Introduction
Overview
The Ignet (Integrated gene network) project is a centrality- and ontology-based literature discovery system for analyzing and visualizing biological gene interaction networks using all PubMed literature papers. Currently Ignet focuses on the literature mining of human gene interaction networks. The Ignet program is generated based on a literature mining strategy that we named “CONDL”, which represents the Centrality and Ontology-based Network Discovery using Literature data. Ignet is co-developed by three groups led by Dr. Yongqun “Oliver” He at the University of Michigan, USA, Dr. Junguk Hur at the University of North Dakota, USA, and Dr. Arzucan Özgür from Bogazici University. The details about CONDL and its case study application have been described in the papers: Ozgur et al., 2011, Hur et al., 2012, and more here.
CONDL Strategy
Our CONDL strategy was initially applied to the literature mining of the Interferon-gamma (IFN-γ; Gene symbol: IFNG) and vaccine-mediated gene interaction networks. IFNG is vital in immune defense against bacterial and viral infections and tumor. It also regulates various immune responses that are often critical for induction of protective immunity generated by vaccines. Initially we used a centrality-based literature discovery approach to study IFN-γ and vaccine-mediated gene interaction network. Our study identified a generic IFNG network that contains 1,060 genes and 26,313 interactions among these genes (Reference: Ozgur et al., 2010). As a subset of this generic IFN-γ network, the vaccine-specific subnetwork contains 102 genes and 154 interactions. However, this literature mining strategy misses the identification of those sentences that include specific vaccine names (e.g., BCG) without mentioning the words “vaccine”, “vaccination”, or their derivatives. Therefore, we used the VO hierarchy definitions to get more specific vaccine names and their relations, and used them for further literature mining. Our study found that more results were identified (Reference: Ozgur et al., 2011). Then such a CONDL strategy was proposed. Later we used the same CONDL strategy to study the fever and vaccine specific human gene interaction networks (Reference: Hur et al., 2012).
Centrality Analysis
Our CONDL approach integrates text mining with network centrality analysis to study various gene interaction networks. Our approach uses a natural language processing (NLP) and a machine learning based method to automatically extract gene interaction networks from the biomedical literature.

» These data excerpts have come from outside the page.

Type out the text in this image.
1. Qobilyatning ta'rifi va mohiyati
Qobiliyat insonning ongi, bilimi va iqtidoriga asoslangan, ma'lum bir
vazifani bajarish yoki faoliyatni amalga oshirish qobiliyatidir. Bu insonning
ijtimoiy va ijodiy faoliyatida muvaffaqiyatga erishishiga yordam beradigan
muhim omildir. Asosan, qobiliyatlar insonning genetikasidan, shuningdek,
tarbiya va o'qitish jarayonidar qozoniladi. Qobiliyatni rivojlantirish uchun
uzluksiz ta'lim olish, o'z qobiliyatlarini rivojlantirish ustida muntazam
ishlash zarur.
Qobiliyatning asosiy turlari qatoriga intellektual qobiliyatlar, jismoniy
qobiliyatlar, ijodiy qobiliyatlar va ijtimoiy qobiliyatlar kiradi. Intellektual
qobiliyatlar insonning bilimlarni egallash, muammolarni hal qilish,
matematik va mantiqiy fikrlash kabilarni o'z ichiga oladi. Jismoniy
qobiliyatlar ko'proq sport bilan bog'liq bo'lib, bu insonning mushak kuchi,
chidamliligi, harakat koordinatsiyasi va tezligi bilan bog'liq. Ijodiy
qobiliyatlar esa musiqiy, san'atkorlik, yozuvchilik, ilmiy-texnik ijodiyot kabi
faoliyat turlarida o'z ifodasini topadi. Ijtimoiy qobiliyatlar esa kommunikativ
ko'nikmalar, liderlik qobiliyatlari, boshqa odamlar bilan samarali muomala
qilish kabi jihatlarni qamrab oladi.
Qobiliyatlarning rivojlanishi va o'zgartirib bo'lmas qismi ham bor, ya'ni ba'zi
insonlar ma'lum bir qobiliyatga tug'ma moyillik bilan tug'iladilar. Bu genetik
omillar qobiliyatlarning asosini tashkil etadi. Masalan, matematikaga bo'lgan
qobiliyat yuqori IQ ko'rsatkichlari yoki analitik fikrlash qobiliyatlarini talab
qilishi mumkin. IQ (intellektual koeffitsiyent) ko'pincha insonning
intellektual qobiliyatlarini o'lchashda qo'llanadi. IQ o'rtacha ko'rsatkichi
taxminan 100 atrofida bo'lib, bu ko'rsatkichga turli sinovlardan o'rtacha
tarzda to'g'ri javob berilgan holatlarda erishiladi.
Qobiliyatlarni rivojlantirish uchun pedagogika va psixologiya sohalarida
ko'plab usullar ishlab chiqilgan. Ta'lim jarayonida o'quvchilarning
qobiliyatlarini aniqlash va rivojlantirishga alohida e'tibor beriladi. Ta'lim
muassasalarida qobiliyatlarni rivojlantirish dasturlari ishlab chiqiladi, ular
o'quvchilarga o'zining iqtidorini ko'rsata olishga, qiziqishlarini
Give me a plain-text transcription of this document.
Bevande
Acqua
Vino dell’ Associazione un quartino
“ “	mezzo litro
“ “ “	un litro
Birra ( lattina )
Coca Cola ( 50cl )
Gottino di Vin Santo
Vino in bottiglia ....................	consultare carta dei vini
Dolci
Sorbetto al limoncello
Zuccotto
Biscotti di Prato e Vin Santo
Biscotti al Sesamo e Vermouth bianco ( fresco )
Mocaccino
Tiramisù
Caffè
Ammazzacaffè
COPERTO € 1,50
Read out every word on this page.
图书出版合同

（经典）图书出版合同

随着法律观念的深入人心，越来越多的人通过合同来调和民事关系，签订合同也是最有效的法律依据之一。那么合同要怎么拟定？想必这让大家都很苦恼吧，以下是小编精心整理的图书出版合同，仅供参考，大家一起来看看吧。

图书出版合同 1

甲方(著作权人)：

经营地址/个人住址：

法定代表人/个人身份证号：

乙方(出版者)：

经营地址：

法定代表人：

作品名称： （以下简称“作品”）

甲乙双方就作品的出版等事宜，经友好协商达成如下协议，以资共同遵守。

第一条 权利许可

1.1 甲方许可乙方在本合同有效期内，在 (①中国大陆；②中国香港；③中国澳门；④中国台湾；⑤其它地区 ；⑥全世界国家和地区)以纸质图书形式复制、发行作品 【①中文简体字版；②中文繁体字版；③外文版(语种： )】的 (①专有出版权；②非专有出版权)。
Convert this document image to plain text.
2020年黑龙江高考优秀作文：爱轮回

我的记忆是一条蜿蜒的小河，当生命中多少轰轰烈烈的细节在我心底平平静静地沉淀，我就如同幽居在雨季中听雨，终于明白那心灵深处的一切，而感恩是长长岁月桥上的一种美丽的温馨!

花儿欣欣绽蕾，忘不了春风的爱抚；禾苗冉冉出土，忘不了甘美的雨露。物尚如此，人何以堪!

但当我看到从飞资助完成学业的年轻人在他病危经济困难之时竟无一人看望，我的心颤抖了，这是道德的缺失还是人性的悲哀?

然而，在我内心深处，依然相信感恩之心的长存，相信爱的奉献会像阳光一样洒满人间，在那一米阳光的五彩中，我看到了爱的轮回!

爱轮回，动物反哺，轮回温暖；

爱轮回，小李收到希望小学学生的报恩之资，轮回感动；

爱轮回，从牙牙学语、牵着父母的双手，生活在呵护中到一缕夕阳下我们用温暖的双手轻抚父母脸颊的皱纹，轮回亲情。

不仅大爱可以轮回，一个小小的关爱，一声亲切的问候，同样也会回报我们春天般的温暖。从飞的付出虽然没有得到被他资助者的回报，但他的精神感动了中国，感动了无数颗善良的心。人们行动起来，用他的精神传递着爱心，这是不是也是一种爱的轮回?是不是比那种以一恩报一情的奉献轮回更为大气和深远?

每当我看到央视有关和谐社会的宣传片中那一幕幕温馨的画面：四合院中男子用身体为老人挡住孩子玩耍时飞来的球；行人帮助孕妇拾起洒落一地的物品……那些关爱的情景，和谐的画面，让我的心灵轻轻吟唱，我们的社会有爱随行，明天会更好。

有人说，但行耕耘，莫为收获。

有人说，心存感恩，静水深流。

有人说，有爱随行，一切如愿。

To rank the genes in the literature-mined networks and to identify the most important ones we analyze the networks from centrality perspective. We calculate four different types of centralities (see reference: PMC2718658):
- Degree centrality — the number of neighbors of a node
- Eigenvector centrality — a function of the centralities of its neighbors
- Closeness centrality — the inverse sum of the distances from the node to the other nodes in the network
- Betweenness centrality — the proportion of the shortest paths between all pairs of nodes that pass through the node in interest. Different centralities measure different levels of importance. For example, in betweenness centrality a node is considered important if it occurs on many shortest paths between other nodes, whereas in degree centrality a node is considered important if it is connected to many other nodes.
Ontology Integration
One novel feature in Ignet is that its development is accompanied with our development of the Interaction Network Ontology (INO). INO contains more than 800 interaction keywords organized in a hierarchical structure. These terms are aligned with the Basic Formal Ontology (BFO). An example of an INO term is “increase”, whose parent term in INO is “positive regulation”, which is a child term of “regulation” and “interaction”. In INO, 21 words are listed as synonyms for the term “increase” — for example, increased, increasing, elevated, and enhanced. These terms are all used for literature retrieval, enabling comprehensive coverage of all “increase” interaction types.
Development History
The Ignet project was initiated in response to community requests for a web server to store analyzed data and provide a user-friendly interface for querying and visualizing gene interaction networks. We initially developed Ignet for analyses of IFNG gene networks, and later extended it to mine all possible human gene interactions based on the literature. The Ignet results are updated periodically. In each dynamic update, Ignet retrieves and stores PubMed abstract data, extracts gene-gene relationships, executes centrality analysis, and stores the results in the Ignet database for users to query.